Resonances Part 1: Gleanings From The Field of Judaica

For some time I have been noticing, enjoying and sometimes collecting interesting resonances between Rabbinic Judaism and the New Testament. I plan to begin sharing some of them here. These will not be organized discourses or essays but little samplers of a larger course I would eventually like to put together as a serious discussion of incredible degree of resonance between Jewish and Christian theology. Of the following samplers some of them will be, hope, profound, some entertaining and some minor but interesting. The first I am sharing is in the last category (not good marketing, oh well). I am nevertheless sharing it in order to kick off this new habit. Here we go:


Offerings to the Holy Man: Talmud Berakhot 10b:

In a discussion of the healing miracle of Elisha in 2 Kings 4:10, the Rabbis mention that the woman from Shunem put out a bed, a table, and a candlestick for Elisha. The Talmud says that Abaye, and some say Rabbi Yitzhak, said that a holy man who wishes to enjoy the contributions of those who honour him may do so, as Elisha did, or not, as in the case of Samuel from Rama (1 Samuel 7:17, which the Rabbis read as implying Samuel avoided accepting gifts).  The point the Rabbi seems to be making is that it is ok for a wandering preacher to accept and enjoy offerings, but also that is also alright to refuse them. This is a real question, as I can attest from my experience in Buddhist cultures where great significance is attached to whether or not one accepts offerings and in many instances t is not allowed to refuse for fear of causing offence or even spiritual harm to those whose gift was not accepted. Rabbi Abaye (or Yitzhak) affirms that the holy man is allowed to refuse.

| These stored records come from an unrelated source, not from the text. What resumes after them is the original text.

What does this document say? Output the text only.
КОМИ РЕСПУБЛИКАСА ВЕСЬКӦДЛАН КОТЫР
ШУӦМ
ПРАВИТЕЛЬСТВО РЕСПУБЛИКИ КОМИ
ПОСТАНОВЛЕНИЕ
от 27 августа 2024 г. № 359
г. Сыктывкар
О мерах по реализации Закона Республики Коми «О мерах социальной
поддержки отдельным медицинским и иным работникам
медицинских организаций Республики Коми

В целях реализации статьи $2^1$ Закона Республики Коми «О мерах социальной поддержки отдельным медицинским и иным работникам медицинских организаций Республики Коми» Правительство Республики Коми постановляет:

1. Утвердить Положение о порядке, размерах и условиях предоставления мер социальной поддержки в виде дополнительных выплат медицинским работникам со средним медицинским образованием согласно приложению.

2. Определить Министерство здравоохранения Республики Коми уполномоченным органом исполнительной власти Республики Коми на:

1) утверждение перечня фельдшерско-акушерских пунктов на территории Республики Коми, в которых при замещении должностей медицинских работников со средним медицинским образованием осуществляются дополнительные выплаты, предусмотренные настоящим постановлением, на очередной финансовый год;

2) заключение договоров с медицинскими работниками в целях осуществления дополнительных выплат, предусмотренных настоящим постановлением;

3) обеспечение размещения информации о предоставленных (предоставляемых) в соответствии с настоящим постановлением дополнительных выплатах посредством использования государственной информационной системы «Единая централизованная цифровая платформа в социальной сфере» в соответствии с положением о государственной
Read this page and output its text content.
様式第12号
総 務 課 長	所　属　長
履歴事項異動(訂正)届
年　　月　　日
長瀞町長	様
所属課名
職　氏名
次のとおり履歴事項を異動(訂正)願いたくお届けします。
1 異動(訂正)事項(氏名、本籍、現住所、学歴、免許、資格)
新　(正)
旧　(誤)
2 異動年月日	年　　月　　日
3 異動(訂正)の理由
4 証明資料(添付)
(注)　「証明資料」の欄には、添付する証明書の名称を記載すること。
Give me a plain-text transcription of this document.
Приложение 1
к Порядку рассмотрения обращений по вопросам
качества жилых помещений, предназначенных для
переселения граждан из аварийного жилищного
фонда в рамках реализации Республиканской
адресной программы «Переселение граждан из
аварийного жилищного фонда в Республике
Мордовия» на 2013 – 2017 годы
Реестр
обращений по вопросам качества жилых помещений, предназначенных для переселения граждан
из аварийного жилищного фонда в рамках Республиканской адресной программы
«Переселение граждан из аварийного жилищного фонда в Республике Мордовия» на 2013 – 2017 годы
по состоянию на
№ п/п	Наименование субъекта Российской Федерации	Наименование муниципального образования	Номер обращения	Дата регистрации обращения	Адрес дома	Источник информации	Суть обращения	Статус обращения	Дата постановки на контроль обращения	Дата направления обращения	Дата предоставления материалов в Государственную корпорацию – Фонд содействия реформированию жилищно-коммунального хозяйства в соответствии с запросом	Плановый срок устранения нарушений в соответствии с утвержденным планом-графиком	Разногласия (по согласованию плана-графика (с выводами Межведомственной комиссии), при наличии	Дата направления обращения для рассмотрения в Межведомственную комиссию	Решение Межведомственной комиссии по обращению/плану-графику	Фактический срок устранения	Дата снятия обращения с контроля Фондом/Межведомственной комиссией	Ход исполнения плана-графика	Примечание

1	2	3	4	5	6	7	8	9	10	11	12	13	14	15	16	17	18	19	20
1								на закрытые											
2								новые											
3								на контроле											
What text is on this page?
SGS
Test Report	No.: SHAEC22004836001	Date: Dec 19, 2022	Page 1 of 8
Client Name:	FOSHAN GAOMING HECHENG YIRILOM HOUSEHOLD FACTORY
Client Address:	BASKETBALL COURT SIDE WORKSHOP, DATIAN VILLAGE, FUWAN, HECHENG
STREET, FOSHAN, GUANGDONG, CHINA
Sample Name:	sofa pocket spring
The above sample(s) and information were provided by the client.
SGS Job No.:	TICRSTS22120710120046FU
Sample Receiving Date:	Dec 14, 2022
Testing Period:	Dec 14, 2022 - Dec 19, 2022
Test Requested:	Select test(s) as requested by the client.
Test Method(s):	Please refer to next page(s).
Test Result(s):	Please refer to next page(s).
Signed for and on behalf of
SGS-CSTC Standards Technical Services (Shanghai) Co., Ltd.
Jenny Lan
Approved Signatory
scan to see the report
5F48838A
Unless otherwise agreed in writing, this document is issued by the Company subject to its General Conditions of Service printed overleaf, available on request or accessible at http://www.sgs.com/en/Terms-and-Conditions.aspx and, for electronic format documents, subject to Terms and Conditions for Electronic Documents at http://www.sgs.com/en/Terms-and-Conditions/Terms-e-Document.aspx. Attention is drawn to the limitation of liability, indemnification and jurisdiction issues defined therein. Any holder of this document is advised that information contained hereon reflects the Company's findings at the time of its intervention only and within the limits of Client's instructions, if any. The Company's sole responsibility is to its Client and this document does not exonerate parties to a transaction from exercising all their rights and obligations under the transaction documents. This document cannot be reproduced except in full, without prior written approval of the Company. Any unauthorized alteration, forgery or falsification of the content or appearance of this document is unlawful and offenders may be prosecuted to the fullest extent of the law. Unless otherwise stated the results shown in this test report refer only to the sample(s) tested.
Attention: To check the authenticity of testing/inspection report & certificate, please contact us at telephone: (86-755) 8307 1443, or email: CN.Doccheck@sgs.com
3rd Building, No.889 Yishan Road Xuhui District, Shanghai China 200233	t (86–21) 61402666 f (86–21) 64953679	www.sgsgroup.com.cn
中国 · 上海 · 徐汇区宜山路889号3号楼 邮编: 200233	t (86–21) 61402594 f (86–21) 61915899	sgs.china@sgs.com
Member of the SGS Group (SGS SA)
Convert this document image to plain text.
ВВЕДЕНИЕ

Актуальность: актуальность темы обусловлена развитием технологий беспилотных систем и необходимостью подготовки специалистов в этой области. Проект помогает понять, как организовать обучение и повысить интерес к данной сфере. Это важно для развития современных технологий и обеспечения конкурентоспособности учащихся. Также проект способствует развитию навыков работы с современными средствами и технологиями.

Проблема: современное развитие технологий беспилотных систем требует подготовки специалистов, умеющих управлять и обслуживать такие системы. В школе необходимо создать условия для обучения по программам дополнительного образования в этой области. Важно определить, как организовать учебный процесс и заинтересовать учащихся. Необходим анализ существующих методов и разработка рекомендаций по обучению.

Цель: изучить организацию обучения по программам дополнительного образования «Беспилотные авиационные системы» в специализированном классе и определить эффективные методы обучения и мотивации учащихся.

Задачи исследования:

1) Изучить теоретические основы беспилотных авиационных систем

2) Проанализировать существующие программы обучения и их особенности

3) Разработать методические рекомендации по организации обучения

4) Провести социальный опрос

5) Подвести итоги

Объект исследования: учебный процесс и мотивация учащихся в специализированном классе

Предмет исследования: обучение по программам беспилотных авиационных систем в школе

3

This reminded me of Paul, who was averse to accepting support for his apostolic work. He affirms, nevertheless, that the worker has a right to his wages, ie. apostolic workers have a right to being supported by the churches. Yet he refuses that support when he can and maintained himself by his own work. Here Paul, both in his affirmation of the right of holy men to accept offerings and their right to refuse, follows the Rabbis.